Es kommen drei Stimmen zu Wort: Der Ich-Erzähler, der namenlos bleibt und als direkte und tragende Rede des Prosaflusses fungiert; die Stimme Oehlers, und somit seine Behauptungen, Gedanken, Beobachtungen und Feststellungen (denn er selbst spricht nie direkt), die innerhalb des Redeflusses des Ich-Erzählers als direkte Rede wiedergegeben werden. Als dritte Stimme schließlich ist die des verrückt gewordenen Karrer zu hören, die durchweg vom Ich-Erzähler und von Oehler zitiert, aber immer im Redefluss des Ich-Erzählers als direkte Rede eingebaut wird.[1] So finden sich Formulierungen wie „sagte Karrer, so Oehler“, „so Karrer, sagt Oehler“ und „so Karrer zu Oehler“. Es entsteht eine Verschachtelung der Sätze, denn der Ich-Erzähler gibt wieder, was Karrer gesagt hat, jedoch zu Oehler, welcher das an den Ich-Erzähler weitergibt. Letztendlich zitiert der Ich-Erzähler Oehler, der mal für sich, mal für Karrer spricht und teilt das, kombiniert mit seinen eigenen Gedanken, in seinem Reden mit. Dieses gegenseitige Zitieren wird im Text ebenfalls direkt thematisiert: „Im Grunde ist alles, was gesagt wird, zitiert […].“[2]

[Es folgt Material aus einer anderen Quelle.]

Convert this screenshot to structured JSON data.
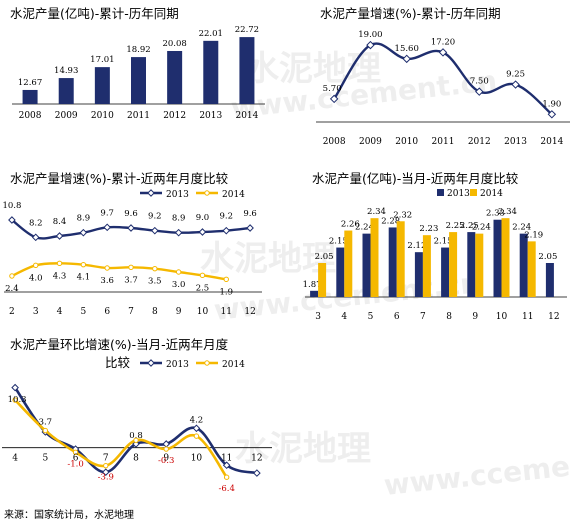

Es entsteht ein aus drei Stimmen zusammengesetzter Monolog, der beim Leser eine unbehagliche Stimmung erzeugt: Es ist schließlich eine Erzählung und kein Theaterstück, warum wird also ununterbrochen gesprochen? Die Figuren reden vor sich hin, sodass es sehr theatralisch wirkt, also so, als ob sie beim Gehen ihre Gedanken direkt vor dem Publikum (vor dem Leser) entwickeln. Die beiden Spaziergänger nehmen von ihrer Außenwelt nichts wahr, sie sind ganz in ihrer sprachlichen Welt gefangen und genügen sich selbst.[3] Der Leser hat den Eindruck, die Gehenden auf der Bühne zu beobachten.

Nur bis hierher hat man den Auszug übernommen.